Two Roles For Your Amino Acids
The amino acids from your dietary proteins play two roles:
Building Blocks: Amino acids impact a cell’s ability to make a given protein. When a cell is missing a critical ingredient for building a certain protein, production grinds to a halt. This latter role is only relevant in nutrient deprived conditions.
Key Message: When you eat, you are giving your cells building blocks to play with. Our ability to shape how our body uses these blocks is limited.
Signals: Amino acids act as signals that inform the cell about the body’s nutritional status. Thus, they impact a cell’s drive (or desire) to “turn on” protein synthesis. Different amino acids play different signaling roles.
Leucine love: The branched-chain amino acid leucine appears to help stimulating muscle protein synthesis (growth of new proteins). Yet, this doesn’t mean it’s a bodybuilding panacea. According to a review of leucine’s effectiveness by Examine.com “Whether this results in more lean mass over a period of time is somewhat less reliable though, and leucine appears to be more effective at promoting gains in muscle in people with lower dietary protein intake and in the elderly (who tend to have impaired muscle protein synthesis in response to the diet).”
Speaking Your Body’s Language
We can shape which proteins our bodies make using these two levers:
- Provide enough fuel / building blocks.
While failing to get enough can cause muscle wasting, eating more protein than you need will not, itself, cause muscles to grow. In most cases, it’s easy to meet our protein needs without protein supplements.

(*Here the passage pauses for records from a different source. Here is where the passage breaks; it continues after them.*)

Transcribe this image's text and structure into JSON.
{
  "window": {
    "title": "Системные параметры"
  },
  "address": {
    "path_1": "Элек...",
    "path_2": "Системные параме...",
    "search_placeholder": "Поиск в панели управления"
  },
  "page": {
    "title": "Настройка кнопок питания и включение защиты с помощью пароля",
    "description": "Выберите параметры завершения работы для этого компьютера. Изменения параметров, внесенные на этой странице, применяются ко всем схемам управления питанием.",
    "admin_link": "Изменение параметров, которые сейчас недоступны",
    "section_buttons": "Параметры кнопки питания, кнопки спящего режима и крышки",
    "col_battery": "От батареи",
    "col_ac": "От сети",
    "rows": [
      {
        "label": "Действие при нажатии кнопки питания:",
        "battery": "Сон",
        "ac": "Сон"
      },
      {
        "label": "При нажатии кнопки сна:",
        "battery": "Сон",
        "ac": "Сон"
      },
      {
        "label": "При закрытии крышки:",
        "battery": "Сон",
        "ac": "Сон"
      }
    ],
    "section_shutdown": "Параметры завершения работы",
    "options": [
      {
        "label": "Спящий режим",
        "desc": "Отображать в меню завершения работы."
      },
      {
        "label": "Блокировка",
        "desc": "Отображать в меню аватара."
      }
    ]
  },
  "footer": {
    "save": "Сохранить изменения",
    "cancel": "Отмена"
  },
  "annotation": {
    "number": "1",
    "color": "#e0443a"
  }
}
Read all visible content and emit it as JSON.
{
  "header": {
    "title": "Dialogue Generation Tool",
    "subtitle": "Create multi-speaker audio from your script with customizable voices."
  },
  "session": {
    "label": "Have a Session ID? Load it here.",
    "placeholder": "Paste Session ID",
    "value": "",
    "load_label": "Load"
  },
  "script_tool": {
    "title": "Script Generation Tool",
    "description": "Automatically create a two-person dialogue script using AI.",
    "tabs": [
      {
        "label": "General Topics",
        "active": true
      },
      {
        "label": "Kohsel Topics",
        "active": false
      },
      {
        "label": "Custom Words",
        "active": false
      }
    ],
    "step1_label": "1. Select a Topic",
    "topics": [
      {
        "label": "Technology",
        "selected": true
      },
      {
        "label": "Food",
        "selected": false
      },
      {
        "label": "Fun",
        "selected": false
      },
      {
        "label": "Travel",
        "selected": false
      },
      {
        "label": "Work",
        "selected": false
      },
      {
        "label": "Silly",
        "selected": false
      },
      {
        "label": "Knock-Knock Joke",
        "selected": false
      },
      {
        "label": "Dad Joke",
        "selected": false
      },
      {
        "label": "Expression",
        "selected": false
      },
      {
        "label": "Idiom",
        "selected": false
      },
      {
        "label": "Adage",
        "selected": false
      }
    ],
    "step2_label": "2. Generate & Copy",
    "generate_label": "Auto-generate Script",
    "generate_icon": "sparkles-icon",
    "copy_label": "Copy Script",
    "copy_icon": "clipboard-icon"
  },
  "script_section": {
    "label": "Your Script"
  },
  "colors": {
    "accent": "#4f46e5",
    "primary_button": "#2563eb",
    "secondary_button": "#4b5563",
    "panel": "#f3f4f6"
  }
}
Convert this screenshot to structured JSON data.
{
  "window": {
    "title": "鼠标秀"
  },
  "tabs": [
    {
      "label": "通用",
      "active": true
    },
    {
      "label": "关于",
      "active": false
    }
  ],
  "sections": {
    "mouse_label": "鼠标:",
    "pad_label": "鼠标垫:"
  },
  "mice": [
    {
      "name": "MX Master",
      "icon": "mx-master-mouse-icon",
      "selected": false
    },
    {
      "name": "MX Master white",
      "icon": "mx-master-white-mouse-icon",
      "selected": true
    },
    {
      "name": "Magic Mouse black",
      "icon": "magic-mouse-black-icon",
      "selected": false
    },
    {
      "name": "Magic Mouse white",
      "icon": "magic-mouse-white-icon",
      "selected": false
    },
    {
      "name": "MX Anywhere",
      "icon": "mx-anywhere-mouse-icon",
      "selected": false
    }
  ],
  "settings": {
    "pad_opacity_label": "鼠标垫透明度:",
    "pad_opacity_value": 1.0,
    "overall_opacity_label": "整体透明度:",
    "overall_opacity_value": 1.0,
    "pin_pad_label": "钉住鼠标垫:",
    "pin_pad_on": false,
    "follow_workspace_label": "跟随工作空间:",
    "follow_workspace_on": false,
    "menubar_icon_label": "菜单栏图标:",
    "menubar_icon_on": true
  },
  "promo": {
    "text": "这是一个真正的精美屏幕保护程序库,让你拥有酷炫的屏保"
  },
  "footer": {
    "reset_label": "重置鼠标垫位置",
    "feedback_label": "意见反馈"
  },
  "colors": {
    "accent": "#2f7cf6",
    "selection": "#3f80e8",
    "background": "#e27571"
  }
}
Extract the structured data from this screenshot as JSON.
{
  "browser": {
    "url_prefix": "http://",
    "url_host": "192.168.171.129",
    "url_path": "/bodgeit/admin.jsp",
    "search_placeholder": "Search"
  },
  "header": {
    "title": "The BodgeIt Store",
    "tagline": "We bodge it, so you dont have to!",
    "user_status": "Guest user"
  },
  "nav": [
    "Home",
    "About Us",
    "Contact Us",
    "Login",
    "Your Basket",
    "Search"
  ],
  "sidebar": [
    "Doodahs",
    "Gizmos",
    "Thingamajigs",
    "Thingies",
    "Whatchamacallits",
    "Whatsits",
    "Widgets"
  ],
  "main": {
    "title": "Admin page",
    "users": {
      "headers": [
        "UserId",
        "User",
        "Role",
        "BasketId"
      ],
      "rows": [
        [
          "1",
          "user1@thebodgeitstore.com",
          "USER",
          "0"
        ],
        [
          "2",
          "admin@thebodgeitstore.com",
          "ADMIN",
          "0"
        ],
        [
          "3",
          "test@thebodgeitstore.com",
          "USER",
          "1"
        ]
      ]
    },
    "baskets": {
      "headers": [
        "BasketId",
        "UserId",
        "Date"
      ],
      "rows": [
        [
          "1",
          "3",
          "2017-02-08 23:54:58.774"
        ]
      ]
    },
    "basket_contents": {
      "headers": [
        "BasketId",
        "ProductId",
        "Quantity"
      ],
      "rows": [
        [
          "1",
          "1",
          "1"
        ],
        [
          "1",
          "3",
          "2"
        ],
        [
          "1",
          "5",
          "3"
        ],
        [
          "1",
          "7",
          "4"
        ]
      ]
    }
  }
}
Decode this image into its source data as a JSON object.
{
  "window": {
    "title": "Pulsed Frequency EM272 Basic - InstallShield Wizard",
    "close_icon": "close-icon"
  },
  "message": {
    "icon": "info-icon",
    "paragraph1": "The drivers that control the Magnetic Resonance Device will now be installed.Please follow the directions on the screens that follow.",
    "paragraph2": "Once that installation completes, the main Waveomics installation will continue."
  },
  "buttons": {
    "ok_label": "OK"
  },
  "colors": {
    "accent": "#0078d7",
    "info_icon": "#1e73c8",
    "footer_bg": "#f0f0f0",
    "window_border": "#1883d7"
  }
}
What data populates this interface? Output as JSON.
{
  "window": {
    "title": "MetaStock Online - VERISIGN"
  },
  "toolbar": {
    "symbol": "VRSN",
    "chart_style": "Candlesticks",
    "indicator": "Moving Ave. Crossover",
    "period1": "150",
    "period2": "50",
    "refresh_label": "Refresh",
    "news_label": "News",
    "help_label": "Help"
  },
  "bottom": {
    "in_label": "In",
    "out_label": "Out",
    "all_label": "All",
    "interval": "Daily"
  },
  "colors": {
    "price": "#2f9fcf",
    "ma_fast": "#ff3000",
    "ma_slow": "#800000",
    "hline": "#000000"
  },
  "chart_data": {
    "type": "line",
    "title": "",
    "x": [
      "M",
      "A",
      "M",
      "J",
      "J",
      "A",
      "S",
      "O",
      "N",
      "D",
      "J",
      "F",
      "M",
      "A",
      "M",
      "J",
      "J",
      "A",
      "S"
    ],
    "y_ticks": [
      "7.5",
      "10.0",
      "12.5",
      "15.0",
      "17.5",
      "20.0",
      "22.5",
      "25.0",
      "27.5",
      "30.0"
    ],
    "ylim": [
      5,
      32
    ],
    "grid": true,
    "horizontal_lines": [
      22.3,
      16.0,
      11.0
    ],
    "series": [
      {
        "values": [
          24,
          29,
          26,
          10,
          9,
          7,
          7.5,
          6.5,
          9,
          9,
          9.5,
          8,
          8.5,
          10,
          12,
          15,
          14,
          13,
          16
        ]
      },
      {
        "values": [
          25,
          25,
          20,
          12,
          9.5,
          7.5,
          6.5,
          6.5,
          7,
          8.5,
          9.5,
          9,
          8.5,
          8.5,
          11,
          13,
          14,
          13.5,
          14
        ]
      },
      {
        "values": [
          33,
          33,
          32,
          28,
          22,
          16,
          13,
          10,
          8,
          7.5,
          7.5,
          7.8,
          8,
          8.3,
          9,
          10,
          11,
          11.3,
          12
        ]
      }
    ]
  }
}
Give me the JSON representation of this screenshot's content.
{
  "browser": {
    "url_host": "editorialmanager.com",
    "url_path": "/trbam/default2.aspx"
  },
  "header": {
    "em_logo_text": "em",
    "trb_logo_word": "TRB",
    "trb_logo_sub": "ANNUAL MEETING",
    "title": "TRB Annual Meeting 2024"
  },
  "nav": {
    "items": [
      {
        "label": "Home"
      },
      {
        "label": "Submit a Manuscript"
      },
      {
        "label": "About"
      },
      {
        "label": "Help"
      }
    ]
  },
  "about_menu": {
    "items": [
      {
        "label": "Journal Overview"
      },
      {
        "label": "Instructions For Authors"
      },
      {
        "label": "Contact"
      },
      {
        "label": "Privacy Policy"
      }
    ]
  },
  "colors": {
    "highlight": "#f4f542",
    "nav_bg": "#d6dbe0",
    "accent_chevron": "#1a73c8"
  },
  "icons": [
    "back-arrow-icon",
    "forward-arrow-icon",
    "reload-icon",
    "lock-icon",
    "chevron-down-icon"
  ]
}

2. Provide the best possible signals to nudge your cells into action.
Physical activity, such as lifting weights, sends a signal to your muscles to grow or remodel. Male hormones are another powerful signal to your muscles (not one I recommend messing with!).
Closing Thoughts
You can’t treat baldness by eating hair! Getting your body to make more of a specific protein is not as simple as eating more of it — you also need the right signals.
Examples of effective signals include resistance training to promote muscle mass, hormone-blocking drugs to treat baldness, and lasers to rejuvenate skin. These examples are more of the exception than the rule. In most cases, the biology is so complex that we don’t yet know how to control it (like how strong and thick our hair is).
Please think twice before you buy the latest protein-based wonder-product (from keratin to collagen to powdered muscle protein). There is no guarantee that your body will use it the way you want it to. If it sounds too good to be true, it probably is!